Ambassador to the UK Daniel Taub traveled into the eye of the storm on a visit to Bradford on Monday, and he found a far different reality than the one Galloway outlined.
In his speech Taub gave to a gathering there and made available to the Post, he said that he had a chance to hear the “real voice” of Bradford. “And that’s a voice of tolerance, of understanding, of building bridges not breaking them.”
Calling Galloway’s “Israel-free zone” what is it – a “tolerance- free zone, a progress-free zone, a future-free zone,” Taub said the campaign against Israel was a coalition of haters.
“As long as they are shouting about what they are against, Israel or the West, that coalition sort of hangs together. But when you ask: But what are you for? Are you for women’s rights? Are you for gay rights? Are you for freedom of expression? Then, all of a sudden, that coalition simply falls apart. If you can articulate no positive vision, you have no moral compass. Everyone who shares your hatred is your ally in an axis of hostility.”
That blind hostility has reached the outlandish extreme of targeting kosher food and anyone who buys or sells it.

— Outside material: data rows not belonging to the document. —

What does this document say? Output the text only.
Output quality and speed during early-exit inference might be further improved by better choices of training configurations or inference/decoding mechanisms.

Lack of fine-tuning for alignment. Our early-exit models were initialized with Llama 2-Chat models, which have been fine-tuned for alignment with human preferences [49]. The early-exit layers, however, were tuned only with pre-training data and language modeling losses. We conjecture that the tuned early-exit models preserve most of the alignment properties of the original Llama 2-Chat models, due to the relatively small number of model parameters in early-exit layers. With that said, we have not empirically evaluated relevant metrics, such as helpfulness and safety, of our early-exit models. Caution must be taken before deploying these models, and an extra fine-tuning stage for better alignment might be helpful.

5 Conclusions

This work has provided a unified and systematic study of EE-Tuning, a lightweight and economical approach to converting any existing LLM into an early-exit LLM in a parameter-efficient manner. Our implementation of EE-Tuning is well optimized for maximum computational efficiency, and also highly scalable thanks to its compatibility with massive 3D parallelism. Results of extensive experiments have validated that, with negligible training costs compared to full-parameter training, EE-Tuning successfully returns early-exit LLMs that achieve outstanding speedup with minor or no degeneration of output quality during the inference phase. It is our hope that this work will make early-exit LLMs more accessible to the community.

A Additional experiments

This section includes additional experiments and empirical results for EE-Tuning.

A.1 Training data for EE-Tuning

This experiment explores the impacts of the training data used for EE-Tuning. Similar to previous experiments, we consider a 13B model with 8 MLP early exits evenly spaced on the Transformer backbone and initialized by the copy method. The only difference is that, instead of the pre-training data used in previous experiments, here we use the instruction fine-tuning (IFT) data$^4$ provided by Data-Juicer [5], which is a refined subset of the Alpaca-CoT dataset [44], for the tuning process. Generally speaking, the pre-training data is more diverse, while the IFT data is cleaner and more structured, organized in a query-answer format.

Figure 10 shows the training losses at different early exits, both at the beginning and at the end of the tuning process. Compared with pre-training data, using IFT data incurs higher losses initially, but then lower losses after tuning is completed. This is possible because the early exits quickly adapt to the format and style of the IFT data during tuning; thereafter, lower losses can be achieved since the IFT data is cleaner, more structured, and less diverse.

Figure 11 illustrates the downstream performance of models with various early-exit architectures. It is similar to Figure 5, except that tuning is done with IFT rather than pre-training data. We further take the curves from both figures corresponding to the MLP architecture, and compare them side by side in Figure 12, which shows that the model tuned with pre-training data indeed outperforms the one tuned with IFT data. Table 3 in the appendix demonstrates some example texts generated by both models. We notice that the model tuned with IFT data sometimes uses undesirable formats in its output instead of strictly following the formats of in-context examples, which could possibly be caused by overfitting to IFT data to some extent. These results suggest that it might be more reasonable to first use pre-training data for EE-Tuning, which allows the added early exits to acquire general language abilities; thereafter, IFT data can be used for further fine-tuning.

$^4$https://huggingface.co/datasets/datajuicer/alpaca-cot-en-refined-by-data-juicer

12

That should be an anathema to anyone who stands on the side of tolerance and free speech and against prejudice and racism.
But, as O’Neil wrote in the Telegraph, have anti-Israel protesters asked themselves why is that, with all of the world’s hot spots where far worse acts are being committed with far more casualties, it is Israel that receives their full attention.
And why is that some of the slurs that were traditionally hurled at Jews – that they ore child-killers, they control global politics, they cause international instability – are now being said about Israel? The answers they give themselves might make it hard for them to continue hiding behind the anti-Israel facade.